Oui, mais comment être sûr que le déficit de 12-15 milliards fonde l’an prochain, qu’ils ne s’accroissent pas ? Eh bien, voilà, une bonne partie des dépenses engendrées par le gouvernement du Québec pour la COVID-19 ne sont pas récurrentes. Si bien que l’éventuel plan de redressement n’exigera pas d’effacer 12-15 milliards de déficits permanents, mais beaucoup moins.

Oui, mais, Monsieur Vailles, la réserve de 13,9 milliards ou plus, où le gouvernement prend-il l’argent, au juste ? Bonne question.

À dire vrai, il ne s’agit pas d’une réelle cagnotte dans laquelle le gouvernement peut puiser. Les 13,9 milliards constituent plutôt une limite légale de déficits que peut s’autoriser le gouvernement avant de tout chambarder.

Dans les faits, un déficit de 12-15 milliards fera augmenter la dette d’autant, réserve comptable ou pas.

En revanche, nos déficits sont calculés après le versement d’importantes sommes au Fonds des générations, qui sert à réduire la dette, justement. Pour l’année en cours, le gouvernement versera 2,7 milliards au Fonds des générations.

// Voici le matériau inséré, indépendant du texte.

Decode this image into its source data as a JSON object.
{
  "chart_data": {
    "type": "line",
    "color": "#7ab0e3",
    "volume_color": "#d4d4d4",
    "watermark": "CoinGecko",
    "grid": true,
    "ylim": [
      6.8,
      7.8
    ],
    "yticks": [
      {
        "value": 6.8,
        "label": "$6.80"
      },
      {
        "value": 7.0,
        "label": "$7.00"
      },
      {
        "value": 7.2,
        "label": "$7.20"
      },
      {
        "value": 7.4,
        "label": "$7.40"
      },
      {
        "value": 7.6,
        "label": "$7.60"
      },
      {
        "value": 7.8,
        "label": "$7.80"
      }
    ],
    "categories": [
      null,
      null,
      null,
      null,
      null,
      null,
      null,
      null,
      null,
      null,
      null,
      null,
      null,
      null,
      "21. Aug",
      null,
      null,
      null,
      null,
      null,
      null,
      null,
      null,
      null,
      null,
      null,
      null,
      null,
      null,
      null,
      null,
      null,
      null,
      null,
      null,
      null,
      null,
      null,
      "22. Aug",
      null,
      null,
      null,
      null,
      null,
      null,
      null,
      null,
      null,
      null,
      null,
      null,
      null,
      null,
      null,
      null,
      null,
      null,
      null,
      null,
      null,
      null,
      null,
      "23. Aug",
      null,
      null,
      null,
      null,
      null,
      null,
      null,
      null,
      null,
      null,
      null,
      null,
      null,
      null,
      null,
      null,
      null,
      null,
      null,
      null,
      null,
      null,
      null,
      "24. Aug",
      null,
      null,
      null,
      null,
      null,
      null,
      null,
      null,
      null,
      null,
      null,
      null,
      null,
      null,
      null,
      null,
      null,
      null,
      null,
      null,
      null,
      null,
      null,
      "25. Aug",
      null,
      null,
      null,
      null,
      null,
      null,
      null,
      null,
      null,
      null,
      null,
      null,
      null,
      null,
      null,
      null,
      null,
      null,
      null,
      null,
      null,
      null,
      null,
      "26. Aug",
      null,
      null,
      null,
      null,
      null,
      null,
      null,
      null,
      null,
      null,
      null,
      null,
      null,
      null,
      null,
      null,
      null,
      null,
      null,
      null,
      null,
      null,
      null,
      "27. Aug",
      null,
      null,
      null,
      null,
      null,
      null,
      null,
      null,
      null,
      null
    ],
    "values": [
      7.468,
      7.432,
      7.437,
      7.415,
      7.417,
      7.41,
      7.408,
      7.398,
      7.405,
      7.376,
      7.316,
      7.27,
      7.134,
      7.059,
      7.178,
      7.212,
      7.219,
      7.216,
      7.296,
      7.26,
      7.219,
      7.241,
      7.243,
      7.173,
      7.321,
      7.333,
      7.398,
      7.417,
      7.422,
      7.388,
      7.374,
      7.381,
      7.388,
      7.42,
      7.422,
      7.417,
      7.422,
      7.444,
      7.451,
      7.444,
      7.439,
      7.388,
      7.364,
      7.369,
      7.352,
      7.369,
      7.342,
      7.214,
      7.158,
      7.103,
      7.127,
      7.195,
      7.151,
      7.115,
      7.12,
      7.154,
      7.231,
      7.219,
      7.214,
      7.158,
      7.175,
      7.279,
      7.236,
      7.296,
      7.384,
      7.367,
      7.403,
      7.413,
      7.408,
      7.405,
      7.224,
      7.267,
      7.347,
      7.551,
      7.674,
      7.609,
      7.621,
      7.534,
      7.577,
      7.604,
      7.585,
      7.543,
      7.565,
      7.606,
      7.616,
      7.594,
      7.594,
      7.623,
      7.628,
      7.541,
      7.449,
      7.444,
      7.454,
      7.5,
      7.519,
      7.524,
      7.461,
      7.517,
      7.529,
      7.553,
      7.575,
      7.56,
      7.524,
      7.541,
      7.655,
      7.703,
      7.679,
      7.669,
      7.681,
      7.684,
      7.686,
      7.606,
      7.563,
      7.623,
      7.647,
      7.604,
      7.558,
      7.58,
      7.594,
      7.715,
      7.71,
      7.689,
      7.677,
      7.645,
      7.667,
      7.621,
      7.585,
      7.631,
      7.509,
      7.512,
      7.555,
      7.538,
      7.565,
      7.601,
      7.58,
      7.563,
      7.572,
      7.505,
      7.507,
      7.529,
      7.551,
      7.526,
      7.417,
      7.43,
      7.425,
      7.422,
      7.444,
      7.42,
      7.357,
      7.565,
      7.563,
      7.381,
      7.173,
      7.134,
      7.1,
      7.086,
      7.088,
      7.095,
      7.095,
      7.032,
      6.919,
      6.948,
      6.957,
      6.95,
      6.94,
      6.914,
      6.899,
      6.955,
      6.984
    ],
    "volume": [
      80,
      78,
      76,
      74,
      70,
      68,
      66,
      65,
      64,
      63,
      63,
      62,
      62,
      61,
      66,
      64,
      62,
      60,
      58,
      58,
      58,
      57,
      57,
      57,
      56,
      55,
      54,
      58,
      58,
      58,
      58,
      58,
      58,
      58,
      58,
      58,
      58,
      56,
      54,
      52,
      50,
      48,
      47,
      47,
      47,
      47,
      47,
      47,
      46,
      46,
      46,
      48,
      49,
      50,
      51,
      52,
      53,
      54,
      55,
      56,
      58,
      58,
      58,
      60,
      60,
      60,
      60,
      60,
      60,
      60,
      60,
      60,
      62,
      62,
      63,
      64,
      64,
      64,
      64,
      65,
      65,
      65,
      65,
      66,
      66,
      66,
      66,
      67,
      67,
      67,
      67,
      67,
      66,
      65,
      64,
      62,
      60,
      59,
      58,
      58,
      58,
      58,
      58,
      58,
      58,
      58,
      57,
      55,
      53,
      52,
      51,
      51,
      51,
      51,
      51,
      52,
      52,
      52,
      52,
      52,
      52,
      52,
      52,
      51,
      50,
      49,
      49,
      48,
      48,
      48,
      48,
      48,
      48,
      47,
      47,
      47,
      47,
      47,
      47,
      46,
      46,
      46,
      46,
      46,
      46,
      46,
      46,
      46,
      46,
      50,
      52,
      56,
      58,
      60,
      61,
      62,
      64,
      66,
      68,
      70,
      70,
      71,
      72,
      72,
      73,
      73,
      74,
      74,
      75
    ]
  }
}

Au bout du compte, on ne se contera pas d’histoires, la crise n’aura pas embelli les finances publiques du Québec. La dette augmentera assurément, alors qu’elle suivait une pente descendante ces dernières années.

Il reste que le ménage qui a été fait dans nos finances publiques permet d’envisager l’avenir avec une relative sérénité. À moins qu’il y ait une forte deuxième vague de coronavirus, bien sûr, qui exigerait qu’on ferme encore une partie de l’économie. Ou que mon pif sur ce mini-budget se trompe royalement.